I opened this up today to drink, finally, after it’s been sitting around for months and traveled with me.
Action Jackson packed it in Shanghai. It’s a cooked tea that she wanted me to try. It’s surprisingly sturdy as a packaging — even though it’s been in a luggage multiple times, it still kept all the tea!
Seeing the wrapping made me think of this question again – do people listen to music when drinking tea? What kind, if any? I first thought about this question on the subway listening to Philip Glass.. and wondered if any tea would go well with such music. I am not sure, especially since I usually drink in silence by myself.
These days, a lot of shops in China are starting to have guqin in the background or even live. It really started while I was in Beijing — all of a sudden many shops acquired one. After the cultural suicide during the Cultural Revolution, now people have finally gotten enough time and money to start worrying about something other than feeding themselves. Guqin works very well with tea. I wonder if others find music works or not.
The tea today was a little off. I’m not sure if the multiple trips in a luggage did some damage to it. The aroma of the leaves (wet) smell better than the tea tasted — it was a bit bitter for a cooked, a little off, and after a few infusions, a little sour. It’s still an ok cooked, and I didn’t really mind drinking it, but it wasn’t the best out there, I’m afraid.

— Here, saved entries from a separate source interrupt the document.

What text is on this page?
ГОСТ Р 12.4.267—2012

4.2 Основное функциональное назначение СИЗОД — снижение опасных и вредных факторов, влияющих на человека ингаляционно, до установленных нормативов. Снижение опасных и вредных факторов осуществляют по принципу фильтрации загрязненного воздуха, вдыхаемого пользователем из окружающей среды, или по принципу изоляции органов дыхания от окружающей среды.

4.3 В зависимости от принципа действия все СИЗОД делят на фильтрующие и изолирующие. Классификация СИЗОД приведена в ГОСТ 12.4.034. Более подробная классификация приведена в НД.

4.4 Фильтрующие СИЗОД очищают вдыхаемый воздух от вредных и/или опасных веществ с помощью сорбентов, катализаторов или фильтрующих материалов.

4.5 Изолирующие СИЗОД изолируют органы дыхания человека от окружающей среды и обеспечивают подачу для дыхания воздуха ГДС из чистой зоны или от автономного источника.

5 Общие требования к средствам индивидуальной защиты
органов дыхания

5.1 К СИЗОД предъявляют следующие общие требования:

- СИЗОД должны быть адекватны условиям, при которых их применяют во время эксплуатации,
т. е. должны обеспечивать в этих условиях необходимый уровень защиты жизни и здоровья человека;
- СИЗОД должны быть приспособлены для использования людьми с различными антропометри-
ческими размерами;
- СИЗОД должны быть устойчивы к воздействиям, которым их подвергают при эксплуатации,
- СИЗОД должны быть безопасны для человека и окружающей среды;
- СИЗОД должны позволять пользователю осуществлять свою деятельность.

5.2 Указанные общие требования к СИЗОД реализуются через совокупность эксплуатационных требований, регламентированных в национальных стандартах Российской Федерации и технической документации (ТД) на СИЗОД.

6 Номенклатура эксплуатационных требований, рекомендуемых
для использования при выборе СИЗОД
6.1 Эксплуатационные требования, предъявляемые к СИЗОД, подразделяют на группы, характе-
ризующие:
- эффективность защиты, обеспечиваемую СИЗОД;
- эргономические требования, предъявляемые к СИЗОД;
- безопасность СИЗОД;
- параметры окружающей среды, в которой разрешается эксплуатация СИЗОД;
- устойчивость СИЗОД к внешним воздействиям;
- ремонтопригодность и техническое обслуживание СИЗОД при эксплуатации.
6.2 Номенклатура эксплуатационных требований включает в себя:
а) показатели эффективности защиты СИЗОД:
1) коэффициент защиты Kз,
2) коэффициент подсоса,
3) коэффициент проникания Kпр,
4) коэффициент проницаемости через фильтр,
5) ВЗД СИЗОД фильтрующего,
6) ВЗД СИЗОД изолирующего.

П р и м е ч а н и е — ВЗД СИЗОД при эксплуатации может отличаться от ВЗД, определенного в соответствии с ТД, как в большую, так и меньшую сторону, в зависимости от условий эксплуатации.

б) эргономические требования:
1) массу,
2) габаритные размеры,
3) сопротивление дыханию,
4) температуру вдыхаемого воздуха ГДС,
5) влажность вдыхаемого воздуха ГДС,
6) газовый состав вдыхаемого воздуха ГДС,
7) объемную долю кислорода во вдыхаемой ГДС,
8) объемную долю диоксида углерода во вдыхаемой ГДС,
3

It looks just like most cooked teas
When it comes to cooked puerh, Menghai still works the best. While raw tea involves very little skill in making the cake, cooked tea has a lot of skills — and apparently, water is also an important factor. For example, Mengku factory had problem with their cooked tea (tasted sour) because the water they used wasn’t good enough, and so they had to pipe it in from a faraway spring.
Still, I don’t drink much cooked tea, and if I ever want one… I would rather drink a red (black) tea or a shuixian instead.